The visceral reaction to the news that Rush Limbaugh was part of a potential ownership group looking to purchase the St. Louis Rams was quite heartening. Dave Checketts, the owner of the St. Louis Blues hockey team, announced that Limbaugh had "become a complication and a distraction," and he was dropped from the group. In an effort to clear himself, Checketts explained that Rush was only to have a limited role: "Rush was to be a limited partner -- as such, he would have had no say in the direction of the club or in any decisions regarding personnel or operations." It is hard to say whether the Checketts group had a clear path to the acquisition, but, in any case, the story here is in the response to the news and the speedy and unconditional rejection of Limbaugh.
The NFL Players Association led the charge, perhaps the first time it has ever weighed in on a question of club ownership. The equivalent would be the NFL Commissioner raising an objection to the players' selection of their Executive Director, something that would likely be an unfair labor practice as an interference with the protected right of players. Owners decide who should be allowed in the club as fellow owners, not the players.

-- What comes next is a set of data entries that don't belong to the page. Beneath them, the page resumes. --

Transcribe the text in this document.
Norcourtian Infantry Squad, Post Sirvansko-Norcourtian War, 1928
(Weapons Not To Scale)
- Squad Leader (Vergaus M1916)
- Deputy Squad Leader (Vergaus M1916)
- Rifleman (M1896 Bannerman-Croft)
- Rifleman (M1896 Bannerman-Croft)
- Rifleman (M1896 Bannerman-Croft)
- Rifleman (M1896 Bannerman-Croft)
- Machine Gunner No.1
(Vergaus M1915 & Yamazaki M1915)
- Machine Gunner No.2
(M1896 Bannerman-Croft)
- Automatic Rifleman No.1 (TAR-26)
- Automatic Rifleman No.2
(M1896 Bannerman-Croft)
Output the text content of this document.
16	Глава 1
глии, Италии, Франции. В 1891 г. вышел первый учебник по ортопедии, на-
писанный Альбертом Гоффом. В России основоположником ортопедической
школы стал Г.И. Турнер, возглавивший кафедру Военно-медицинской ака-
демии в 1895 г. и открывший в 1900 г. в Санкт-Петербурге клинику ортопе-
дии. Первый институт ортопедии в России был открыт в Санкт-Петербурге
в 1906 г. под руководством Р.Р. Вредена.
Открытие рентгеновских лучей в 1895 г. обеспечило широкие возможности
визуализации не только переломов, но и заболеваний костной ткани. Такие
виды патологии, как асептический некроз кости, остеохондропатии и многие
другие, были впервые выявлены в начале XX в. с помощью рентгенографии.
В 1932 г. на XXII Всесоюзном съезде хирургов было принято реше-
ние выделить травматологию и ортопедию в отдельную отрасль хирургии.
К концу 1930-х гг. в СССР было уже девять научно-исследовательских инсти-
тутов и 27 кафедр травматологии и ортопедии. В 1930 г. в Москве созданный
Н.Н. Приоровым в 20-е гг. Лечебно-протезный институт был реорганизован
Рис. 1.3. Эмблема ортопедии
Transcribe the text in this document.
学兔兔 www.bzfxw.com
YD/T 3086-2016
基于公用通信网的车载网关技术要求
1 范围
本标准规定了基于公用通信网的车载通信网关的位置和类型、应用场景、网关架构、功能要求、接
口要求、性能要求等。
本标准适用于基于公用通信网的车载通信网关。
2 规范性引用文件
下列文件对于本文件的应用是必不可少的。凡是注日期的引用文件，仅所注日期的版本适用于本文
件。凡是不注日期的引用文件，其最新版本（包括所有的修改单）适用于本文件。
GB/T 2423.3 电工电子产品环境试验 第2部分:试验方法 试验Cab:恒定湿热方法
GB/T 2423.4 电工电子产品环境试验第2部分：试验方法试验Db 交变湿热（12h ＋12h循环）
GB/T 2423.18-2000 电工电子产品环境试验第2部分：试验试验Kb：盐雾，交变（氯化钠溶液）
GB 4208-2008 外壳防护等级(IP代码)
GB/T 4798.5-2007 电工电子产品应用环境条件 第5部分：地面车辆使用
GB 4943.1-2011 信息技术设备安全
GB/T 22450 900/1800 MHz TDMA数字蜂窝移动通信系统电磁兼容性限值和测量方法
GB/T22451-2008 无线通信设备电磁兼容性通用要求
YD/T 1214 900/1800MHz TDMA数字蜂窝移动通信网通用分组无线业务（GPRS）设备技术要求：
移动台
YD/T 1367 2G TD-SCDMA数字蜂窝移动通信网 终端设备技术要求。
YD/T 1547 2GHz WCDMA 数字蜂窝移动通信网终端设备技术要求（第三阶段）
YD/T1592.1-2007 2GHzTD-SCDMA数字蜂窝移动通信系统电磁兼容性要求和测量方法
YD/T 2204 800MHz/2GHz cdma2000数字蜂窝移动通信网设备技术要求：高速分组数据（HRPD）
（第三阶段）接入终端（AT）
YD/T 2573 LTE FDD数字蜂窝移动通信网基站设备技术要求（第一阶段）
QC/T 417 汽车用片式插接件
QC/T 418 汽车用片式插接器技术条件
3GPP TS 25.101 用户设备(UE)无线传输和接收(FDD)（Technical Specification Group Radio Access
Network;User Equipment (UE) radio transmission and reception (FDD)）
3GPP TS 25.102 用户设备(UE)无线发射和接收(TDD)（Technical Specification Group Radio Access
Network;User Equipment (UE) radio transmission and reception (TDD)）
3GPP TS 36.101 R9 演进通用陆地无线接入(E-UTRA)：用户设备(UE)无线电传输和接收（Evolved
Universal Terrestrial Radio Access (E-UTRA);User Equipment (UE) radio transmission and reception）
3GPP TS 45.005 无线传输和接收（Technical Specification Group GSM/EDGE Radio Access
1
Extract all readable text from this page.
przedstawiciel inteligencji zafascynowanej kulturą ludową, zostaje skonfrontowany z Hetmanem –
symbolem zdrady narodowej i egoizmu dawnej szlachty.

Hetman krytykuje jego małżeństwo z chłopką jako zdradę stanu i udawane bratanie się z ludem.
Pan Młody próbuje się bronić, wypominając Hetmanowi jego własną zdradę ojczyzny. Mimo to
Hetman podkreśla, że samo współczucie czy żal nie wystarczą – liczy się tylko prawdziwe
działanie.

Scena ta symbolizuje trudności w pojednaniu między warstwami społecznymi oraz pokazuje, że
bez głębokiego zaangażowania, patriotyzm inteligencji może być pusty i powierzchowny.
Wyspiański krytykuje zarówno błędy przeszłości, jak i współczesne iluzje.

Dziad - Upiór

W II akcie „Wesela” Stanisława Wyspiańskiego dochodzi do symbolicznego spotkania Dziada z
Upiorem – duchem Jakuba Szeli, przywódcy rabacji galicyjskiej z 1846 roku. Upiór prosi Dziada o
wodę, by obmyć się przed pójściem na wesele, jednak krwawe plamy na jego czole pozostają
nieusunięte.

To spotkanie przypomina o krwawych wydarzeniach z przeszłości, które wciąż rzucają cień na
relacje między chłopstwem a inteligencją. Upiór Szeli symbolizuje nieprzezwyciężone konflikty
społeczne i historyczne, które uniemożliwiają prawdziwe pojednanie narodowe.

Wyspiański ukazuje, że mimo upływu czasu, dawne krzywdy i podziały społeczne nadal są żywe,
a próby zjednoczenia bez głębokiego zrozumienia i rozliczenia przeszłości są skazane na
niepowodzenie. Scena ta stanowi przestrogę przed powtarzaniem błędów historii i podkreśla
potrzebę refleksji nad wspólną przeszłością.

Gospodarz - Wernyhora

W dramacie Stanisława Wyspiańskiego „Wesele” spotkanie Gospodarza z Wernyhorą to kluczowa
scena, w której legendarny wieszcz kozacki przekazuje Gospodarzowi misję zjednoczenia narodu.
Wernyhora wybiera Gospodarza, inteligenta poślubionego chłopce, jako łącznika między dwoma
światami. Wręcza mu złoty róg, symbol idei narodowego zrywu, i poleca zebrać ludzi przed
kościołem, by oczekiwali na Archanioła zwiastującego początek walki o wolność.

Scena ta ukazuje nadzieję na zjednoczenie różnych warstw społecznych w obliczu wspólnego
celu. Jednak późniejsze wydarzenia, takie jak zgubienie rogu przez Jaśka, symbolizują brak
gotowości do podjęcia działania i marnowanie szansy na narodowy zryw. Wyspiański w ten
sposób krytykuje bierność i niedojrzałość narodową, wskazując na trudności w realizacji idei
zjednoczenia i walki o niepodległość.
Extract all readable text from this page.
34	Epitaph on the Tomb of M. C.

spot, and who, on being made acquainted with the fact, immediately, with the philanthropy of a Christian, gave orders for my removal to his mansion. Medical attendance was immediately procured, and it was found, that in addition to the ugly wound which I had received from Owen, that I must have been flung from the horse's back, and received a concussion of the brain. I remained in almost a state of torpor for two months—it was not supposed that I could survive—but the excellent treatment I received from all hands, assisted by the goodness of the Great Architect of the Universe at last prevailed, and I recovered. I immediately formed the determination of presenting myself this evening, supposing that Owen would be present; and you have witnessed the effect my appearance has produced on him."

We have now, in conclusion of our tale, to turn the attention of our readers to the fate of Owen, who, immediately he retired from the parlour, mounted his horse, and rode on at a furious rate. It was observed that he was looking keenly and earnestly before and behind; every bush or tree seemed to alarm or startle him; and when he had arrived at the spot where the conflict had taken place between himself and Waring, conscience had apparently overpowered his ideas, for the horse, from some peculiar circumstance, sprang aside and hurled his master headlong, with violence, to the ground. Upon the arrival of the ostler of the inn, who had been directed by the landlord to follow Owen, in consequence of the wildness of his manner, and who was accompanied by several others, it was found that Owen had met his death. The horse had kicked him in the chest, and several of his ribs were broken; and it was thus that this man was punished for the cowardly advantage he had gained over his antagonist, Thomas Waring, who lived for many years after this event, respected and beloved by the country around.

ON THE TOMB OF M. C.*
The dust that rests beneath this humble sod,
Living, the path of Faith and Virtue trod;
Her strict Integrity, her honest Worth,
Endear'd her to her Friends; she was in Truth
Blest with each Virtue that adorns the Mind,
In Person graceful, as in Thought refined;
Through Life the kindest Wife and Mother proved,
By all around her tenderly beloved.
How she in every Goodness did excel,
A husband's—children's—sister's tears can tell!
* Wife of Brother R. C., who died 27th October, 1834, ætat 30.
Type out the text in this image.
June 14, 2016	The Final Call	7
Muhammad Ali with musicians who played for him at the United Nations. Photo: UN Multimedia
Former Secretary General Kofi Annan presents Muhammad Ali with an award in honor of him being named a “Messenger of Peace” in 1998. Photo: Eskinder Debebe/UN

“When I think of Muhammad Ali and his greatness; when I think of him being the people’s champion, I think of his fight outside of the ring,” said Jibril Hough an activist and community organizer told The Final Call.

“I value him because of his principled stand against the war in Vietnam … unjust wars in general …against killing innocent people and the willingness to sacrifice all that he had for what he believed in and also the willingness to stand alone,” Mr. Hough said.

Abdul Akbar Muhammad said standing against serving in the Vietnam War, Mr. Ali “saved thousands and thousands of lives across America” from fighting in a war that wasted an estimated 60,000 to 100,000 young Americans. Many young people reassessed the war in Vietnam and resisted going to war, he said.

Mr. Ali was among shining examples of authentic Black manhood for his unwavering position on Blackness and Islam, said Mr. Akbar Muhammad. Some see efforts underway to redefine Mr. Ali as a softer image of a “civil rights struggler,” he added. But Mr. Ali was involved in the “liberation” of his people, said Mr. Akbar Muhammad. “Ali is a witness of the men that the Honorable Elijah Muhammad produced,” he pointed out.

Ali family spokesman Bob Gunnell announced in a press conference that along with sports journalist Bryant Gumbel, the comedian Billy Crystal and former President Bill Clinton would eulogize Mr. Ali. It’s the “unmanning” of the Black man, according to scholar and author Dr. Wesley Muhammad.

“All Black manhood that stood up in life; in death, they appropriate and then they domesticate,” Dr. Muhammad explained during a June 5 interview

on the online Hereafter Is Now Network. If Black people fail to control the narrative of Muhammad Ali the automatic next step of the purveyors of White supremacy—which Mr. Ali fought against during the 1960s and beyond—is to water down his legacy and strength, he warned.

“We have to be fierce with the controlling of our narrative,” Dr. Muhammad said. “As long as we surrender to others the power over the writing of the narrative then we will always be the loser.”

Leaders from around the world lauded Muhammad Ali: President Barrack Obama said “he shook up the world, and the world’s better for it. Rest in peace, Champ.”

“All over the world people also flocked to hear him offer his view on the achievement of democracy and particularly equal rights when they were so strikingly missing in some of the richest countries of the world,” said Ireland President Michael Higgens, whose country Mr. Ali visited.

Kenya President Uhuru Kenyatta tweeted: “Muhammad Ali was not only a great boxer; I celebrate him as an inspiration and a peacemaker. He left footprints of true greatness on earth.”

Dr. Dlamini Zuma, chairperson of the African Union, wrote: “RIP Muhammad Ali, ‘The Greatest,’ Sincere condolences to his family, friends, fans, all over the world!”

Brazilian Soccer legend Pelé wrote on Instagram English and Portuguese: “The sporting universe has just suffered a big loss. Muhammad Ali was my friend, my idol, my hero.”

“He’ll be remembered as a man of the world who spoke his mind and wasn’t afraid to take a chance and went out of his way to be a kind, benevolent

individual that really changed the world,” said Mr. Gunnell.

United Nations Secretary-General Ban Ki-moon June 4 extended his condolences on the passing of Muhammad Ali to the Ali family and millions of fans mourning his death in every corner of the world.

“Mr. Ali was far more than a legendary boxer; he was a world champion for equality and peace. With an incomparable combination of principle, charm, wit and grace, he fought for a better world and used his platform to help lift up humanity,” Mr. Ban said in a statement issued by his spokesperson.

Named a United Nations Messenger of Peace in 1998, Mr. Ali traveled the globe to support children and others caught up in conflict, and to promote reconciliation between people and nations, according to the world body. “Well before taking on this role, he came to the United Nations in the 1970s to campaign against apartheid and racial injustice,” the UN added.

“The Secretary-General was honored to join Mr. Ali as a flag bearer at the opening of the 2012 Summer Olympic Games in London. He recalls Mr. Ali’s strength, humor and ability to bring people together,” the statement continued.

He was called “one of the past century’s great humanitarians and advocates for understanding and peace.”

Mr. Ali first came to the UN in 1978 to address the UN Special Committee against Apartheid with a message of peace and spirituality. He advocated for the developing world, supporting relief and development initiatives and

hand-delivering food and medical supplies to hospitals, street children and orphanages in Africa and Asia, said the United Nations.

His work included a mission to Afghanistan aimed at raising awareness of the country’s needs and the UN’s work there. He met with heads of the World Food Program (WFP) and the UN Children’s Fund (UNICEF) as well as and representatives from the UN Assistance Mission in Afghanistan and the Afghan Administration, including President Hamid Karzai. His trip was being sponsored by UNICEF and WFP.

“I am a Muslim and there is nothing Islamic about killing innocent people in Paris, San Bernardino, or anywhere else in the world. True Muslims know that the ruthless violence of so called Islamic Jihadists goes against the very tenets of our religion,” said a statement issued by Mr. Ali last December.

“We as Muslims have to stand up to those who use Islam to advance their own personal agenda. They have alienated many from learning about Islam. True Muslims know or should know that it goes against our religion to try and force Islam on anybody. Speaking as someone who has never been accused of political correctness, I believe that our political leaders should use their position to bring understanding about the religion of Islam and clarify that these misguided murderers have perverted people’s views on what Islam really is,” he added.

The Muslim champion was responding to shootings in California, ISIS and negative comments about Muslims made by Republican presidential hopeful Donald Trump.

In this instance, however, NFL Players Association Executive Director DeMaurice Smith could not contain his anger. He urged players throughout the league to speak out against the inclusion of Limbaugh in any potential Rams ownership group. Limbaugh had made himself an icon of the reactionary right and an enemy to all persons of color. Two-thirds of all NFL players are black. Smith wanted to make sure there would be consequences for Rush's choice to pander to racism.
Limbaugh's views on race and football are well known. In 2003, Limbaugh was a commentator with ESPN when he explained why the media was not harder on the Philadelphia Eagles' quarterback Donovan McNabb: "I think what we've had here is a little social concern in the NFL. The media has been very desirous that a black quarterback do well." For Rush, there must be a liberal plot behind the tenure of an athlete who would become the Eagles' all-time leader in career wins, pass attempts, pass completions, passing yards, and passing touchdowns. In 2007, according to transcripts on his website, Limbaugh said, "The NFL all too often looks like a game between the Bloods and the Crips, without any weapons. There, I said it." He did, and he said many other things that should be of concern to any thinking man or woman. His attacks on President Obama, for example, have been outrageous and insidious.
Kudos to Indianapolis Colts owner Jim Irsay, the first to say he would vote against any ownership group that included Limbaugh. NFL commissioner Roger Goodell chimed in with his concerns about Limbaugh's divisive comments. The dye was cast, and Limbaugh's future as an NFL owner was doomed. Rush fought back using his radio bully pulpit: "This is not about the National Football League. It's not about the St. Louis Rams. This is the latest in a long line of attempts by the left to discredit any of us who believe what we believe. I'm not even thinking of exiting (the Rams group). I'm not even thinking of caving. I am not a caver."
He may not be a "caver," but he soon became a "cavee." Checketts dropped Limbaugh like Ray Lewis hitting a defenseless quarterback. It is said that Rush was "very unhappy" about his sudden demise, and it certainly will not temper his commentary on life as a conspiracy: "The NAACP should have riot rehearsal. They should get a liquor store and practice robberies."
We pride ourselves as Americans with countenancing all kinds of speech, even divisive, prejudiced bile spilled by rightwing fruitcakes. It will take more than Rush Limbaugh to repeal the First Amendment. Yet, the stunning reaction to Rush's efforts to achieve mainstream legitimacy (other than at a place like Fox News) says much about the limits of tolerance. We will let you say your piece, but don't expect us to take it in stride. You deserve to be an outsider, and you should stay there.